A two-year investigation into the Springfield, Massachusetts, Police Department (SPD) found that its narcotics officers routinely violate the constitutional rights of citizens by using excessive force without accountability, the Justice Department said July 8.
The Department of Justice (DOJ) said the bureau violated the U.S. Constitution’s Fourth Amendment, which protects the public from the unreasonable use of force by the police.
The investigation into the police department’s practices was first announced on April 13, 2018. It involved interviews with SPD officers, supervisors, command staff, and city officials, as well as an in-depth review of SPD documents, including over 100,000 pages of written policies and procedures, training materials, and internal reports, data, video footage, and investigative files, the DOJ said.
The DOJ also pointed out that findings from its investigation indicated that the use of excessive force could be department-wide.
“While this investigation focused on the Narcotics Bureau, our conclusions about that Bureau are supported by SPD’s response to its officers’ uses of excessive force generally. In one incident, six off-duty SPD officers not assigned to the Narcotics Bureau fought with four men in a parking lot outside a bar in April 2015,” the DOJ said. “The officers reportedly caused significant injuries to the men, including knocking one unconscious and fracturing his leg and skull, kicking and punching another while he lay on the ground covering his bleeding face, and kicking a third man in the head repeatedly.”

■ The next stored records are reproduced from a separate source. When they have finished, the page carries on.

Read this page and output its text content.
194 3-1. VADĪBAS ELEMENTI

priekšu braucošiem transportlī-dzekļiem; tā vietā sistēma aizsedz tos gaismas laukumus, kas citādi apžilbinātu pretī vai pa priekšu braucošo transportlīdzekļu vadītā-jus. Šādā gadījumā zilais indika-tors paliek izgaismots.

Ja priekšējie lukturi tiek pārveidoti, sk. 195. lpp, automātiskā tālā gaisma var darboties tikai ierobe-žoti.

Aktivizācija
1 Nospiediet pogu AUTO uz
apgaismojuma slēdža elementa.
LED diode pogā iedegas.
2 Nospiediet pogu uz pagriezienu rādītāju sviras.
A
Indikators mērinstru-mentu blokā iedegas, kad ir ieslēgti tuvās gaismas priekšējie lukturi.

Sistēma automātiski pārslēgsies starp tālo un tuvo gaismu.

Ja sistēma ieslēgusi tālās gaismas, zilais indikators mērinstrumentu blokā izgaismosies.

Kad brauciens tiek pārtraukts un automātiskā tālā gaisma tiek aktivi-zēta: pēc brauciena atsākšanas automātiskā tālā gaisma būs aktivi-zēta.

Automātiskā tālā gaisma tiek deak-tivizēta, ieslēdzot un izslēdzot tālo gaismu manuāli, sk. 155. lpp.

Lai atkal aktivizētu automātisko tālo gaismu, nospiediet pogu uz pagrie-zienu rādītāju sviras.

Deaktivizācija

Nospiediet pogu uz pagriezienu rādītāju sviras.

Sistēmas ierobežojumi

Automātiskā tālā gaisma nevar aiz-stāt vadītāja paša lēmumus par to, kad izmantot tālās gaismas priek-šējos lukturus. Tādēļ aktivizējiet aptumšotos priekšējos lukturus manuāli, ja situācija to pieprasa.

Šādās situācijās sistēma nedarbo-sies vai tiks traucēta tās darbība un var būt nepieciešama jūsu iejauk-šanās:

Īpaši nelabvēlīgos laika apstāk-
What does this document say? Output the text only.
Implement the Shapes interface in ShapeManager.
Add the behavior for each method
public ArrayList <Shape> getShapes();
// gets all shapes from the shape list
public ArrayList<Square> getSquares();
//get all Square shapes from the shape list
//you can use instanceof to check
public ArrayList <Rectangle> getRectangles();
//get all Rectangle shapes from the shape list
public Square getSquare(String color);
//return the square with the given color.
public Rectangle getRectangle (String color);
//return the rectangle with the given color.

The report said that five of the six off-duty SPD officers were reinstated after the incident.
The DOJ said that the Narcotics Bureau’s routine use of excessive force is “directly attributable to systemic deficiencies in policies.” Officers within the department aren’t required to report the use of force such as punches and kicks.
Its policies “fail to require detailed and consistent use-of-force reporting,” while accountability systems “do not provide meaningful reviews of uses of force,” the department said.

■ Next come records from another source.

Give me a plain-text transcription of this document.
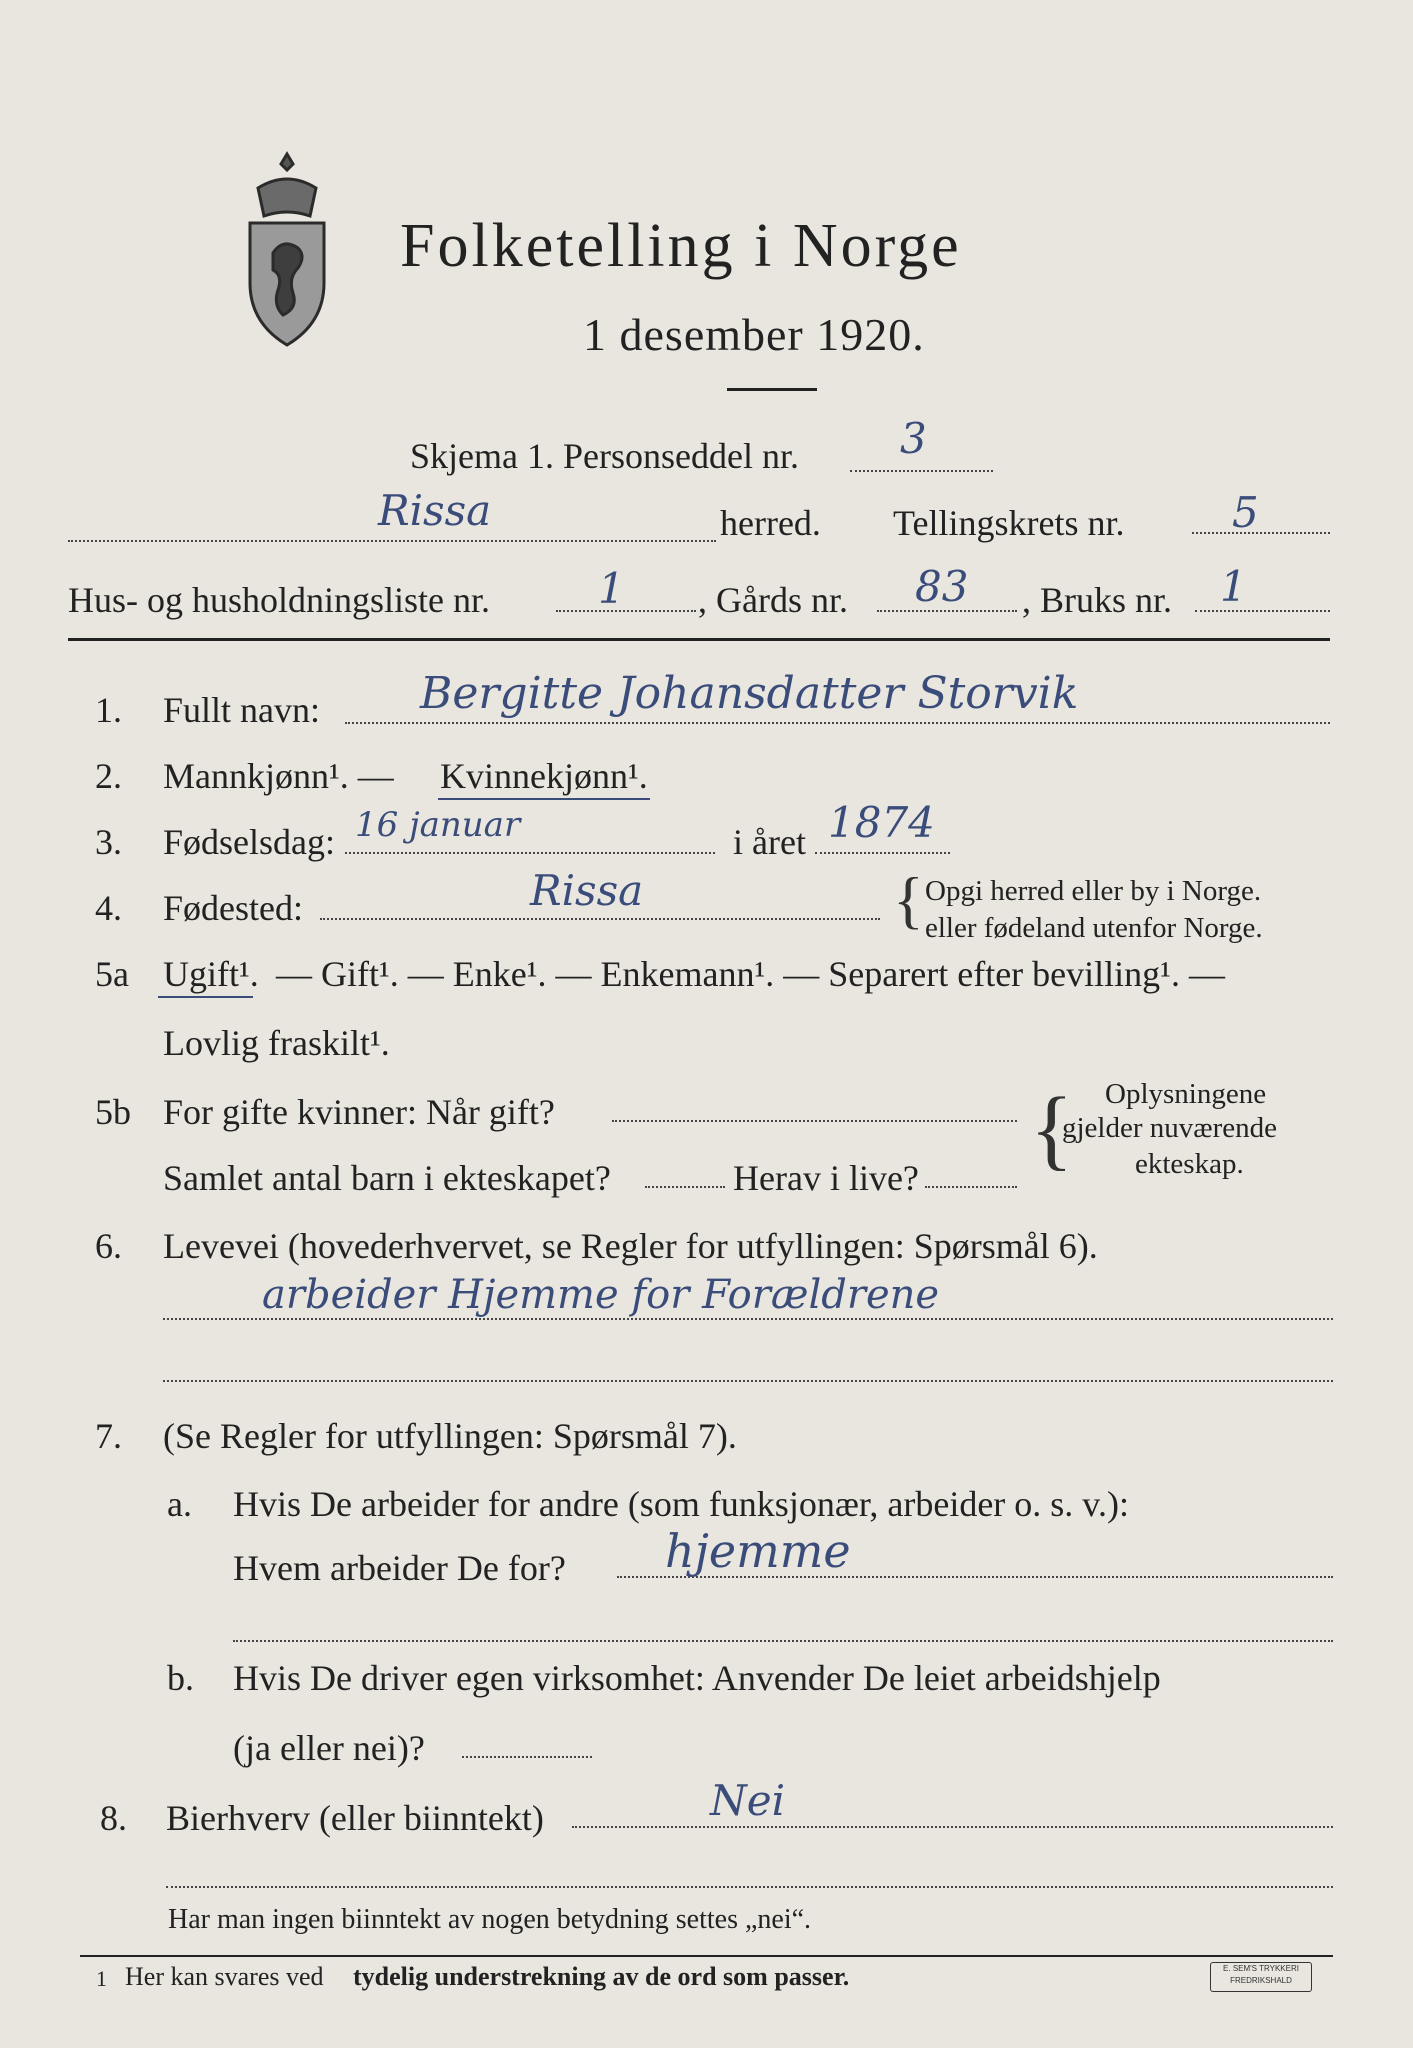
Folketelling i Norge
1 desember 1920.
Skjema 1. Personseddel nr. 3
Rissa	herred. Tellingskrets nr.	5
Hus- og husholdningsliste nr.	1 , Gårds nr. 83 , Bruks nr. 1
1. Fullt navn: Bergitte Johansdatter Storvik
2. Mannkjønn¹. — Kvinnekjønn¹.
3. Fødselsdag: 16 januar	i året 1874
4. Fødested:	Rissa	{ Opgi herred eller by i Norge.
eller fødeland utenfor Norge.
5a Ugift¹. — Gift¹. — Enke¹. — Enkemann¹. — Separert efter bevilling¹. —
Lovlig fraskilt¹.
5b For gifte kvinner: Når gift?
Samlet antal barn i ekteskapet?	Herav i live? { Oplysningene
gjelder nuværende
ekteskap.
6. Levevei (hovederhvervet, se Regler for utfyllingen: Spørsmål 6).
arbeider Hjemme for Forældrene
7. (Se Regler for utfyllingen: Spørsmål 7).
a. Hvis De arbeider for andre (som funksjonær, arbeider o. s. v.):
Hvem arbeider De for? hjemme
b. Hvis De driver egen virksomhet: Anvender De leiet arbeidshjelp
(ja eller nei)?
8. Bierhverv (eller biinntekt)	Nei
Har man ingen biinntekt av nogen betydning settes „nei“.
1 Her kan svares ved tydelig understrekning av de ord som passer.	E. SEM'S TRYKKERI FREDRIKSHALD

“This practice enables Narcotics Bureau officers to routinely avoid reporting any use of hands-on force or to submit vague and misleading reports documenting their uses of force,” the report said. “We also found examples where Narcotics Bureau officers falsified reports to disguise or hide their use of force. Supervisors fail to effectively review uses of force that Narcotics Bureau officers do report.”
It noted that from 2013 to 2018, no referrals were made to the Internal Investigations Unit, although supervisors are required to report “any questionable force incident resulting in injury.”
This will ensure that Springfield can be “safer, lawful, and more effective,” they wrote.